I'm Fine with Cross-Country

Olivier Dobberkau sent a few rants today via Twitter, stating that the roadmap of TYPO3 Phoenix is so hard to find (here) and that it's so hard finding information about how to contribute (here). I think that the former doesn't make sense and the latter is not true.

First of all, it is – in an Open Source Project – hard, if not impossible, to set up a roadmap which is likely to be kept. The whole development effort relies, even if there's a budget from the TYPO3 Association, mostly on voluntary work. The members of the FLOW3 / Phoenix team are very committed and enthusiastic, but at the same time it can easily happen that they are not available due to customer projects, diploma theses and so on. Volunteers also tend to prefer working on topics which are currently relevant to their own work and what is most fun to do. How could we foresee that and put it into a roadmap?
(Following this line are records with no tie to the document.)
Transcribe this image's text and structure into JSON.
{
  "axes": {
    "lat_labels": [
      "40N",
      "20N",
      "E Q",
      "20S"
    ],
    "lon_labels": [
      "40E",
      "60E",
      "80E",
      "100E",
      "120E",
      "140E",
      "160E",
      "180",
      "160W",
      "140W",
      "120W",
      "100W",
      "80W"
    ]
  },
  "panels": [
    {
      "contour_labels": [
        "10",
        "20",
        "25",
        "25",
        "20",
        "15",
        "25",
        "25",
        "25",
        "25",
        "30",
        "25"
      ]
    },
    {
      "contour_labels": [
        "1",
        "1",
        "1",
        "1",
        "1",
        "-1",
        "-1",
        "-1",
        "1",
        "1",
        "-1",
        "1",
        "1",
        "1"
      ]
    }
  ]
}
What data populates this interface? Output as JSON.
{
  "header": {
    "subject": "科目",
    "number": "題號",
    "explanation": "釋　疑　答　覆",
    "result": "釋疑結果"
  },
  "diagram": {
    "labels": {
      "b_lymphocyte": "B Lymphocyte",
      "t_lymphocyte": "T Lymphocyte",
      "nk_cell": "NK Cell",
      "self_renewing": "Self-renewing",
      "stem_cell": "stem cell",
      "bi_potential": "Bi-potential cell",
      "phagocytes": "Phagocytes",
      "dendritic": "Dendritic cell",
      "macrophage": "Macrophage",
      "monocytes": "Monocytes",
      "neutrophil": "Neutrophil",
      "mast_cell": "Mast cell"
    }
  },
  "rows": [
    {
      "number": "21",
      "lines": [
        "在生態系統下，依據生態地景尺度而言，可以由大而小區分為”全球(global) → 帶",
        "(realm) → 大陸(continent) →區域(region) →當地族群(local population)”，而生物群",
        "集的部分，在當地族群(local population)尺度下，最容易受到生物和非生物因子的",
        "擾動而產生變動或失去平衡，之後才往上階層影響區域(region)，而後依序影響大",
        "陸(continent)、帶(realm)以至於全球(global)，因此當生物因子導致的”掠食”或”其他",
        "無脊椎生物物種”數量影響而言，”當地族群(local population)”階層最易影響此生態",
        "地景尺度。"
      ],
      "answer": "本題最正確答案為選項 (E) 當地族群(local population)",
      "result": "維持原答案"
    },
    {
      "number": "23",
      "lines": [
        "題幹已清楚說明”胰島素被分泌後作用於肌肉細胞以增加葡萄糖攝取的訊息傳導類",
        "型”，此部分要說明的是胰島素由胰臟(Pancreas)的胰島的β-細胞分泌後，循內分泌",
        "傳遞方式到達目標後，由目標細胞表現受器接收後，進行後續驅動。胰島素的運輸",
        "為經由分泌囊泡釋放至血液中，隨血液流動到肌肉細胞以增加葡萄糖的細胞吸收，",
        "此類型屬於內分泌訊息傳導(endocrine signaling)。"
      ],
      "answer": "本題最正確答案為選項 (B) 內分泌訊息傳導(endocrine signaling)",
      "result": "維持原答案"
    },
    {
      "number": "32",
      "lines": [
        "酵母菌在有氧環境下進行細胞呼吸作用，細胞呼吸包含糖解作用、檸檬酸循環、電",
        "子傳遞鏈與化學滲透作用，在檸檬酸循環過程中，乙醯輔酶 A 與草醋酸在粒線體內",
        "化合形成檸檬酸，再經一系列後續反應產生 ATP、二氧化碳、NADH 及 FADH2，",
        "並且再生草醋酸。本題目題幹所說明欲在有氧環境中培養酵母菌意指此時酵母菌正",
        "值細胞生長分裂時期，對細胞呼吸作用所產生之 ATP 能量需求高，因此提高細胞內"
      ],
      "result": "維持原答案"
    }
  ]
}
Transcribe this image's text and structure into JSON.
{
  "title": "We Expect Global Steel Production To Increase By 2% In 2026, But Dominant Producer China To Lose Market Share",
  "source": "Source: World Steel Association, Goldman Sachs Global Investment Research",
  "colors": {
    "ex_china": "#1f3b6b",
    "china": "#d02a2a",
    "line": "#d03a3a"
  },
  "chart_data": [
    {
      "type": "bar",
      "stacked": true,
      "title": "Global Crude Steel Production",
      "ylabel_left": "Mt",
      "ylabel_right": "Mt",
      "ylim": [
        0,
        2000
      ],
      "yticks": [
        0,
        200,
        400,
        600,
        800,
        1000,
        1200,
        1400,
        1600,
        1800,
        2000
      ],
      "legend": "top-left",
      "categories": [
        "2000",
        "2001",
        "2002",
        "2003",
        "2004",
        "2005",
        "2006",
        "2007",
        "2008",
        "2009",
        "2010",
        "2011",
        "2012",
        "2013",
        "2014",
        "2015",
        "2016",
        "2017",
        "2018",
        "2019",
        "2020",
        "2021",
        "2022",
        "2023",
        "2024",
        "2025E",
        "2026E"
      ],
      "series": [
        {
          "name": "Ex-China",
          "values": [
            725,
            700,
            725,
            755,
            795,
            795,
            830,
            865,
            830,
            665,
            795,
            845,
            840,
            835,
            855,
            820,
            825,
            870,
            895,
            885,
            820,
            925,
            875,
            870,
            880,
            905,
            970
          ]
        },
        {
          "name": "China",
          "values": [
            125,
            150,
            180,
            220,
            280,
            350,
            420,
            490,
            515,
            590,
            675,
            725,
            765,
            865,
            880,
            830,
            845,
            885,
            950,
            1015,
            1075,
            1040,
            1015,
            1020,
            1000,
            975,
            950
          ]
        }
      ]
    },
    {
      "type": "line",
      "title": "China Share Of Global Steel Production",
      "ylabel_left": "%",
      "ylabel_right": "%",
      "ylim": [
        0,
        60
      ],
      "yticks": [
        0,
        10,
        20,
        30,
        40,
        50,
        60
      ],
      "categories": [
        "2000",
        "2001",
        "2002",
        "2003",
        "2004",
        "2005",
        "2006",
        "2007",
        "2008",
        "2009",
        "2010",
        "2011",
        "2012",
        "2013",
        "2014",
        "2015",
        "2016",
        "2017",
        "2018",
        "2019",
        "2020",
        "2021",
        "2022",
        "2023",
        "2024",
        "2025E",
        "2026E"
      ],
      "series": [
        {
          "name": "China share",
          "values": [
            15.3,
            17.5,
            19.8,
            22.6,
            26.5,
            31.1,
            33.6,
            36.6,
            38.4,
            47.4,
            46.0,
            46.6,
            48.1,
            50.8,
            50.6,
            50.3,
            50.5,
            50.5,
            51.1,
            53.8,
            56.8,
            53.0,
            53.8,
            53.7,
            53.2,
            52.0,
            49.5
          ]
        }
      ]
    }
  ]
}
Other projects are in the same situation. Try finding the Drupal roadmap or that of Joomla. Wordpress only mentions the code names of its future releases. Projects like Symfony don't even try to publish a roadmap in the first place.

To put it bluntly: I am convinced that publishing a roadmap for an Open Source product which promises certain features until certain dates is neither serious nor realistic. That doesn't mean we have no high-level goals. But they are moving targets and we discuss and document them during our meetings and at TYPO3 Forge.

The team and I personally would love to communicate a lot more about TYPO3 Phoenix. We would also love to have a salaried designer, a shared office, a marketing person and two more fully employed developers. There's no website about TYPO3 Phoenix online at the moment because the new website is not ready yet. There is an awful lot of reasons why certain things just don't happen. All a big misery, is it?

I don't see it that negative though. I could wish for a lot more, especially more time to spend, but I know that those involved doing their best possible and are flexible enough to adjust to the ever-changing requirements. We always focus on the next step in front of us and regularly exchange ideas about the overall strategy. And we'll continue with that until someone can show (and walk with us) a better path.

What's the best way for you to stay in touch with plans for the product? Do you need an outlook further than the next version?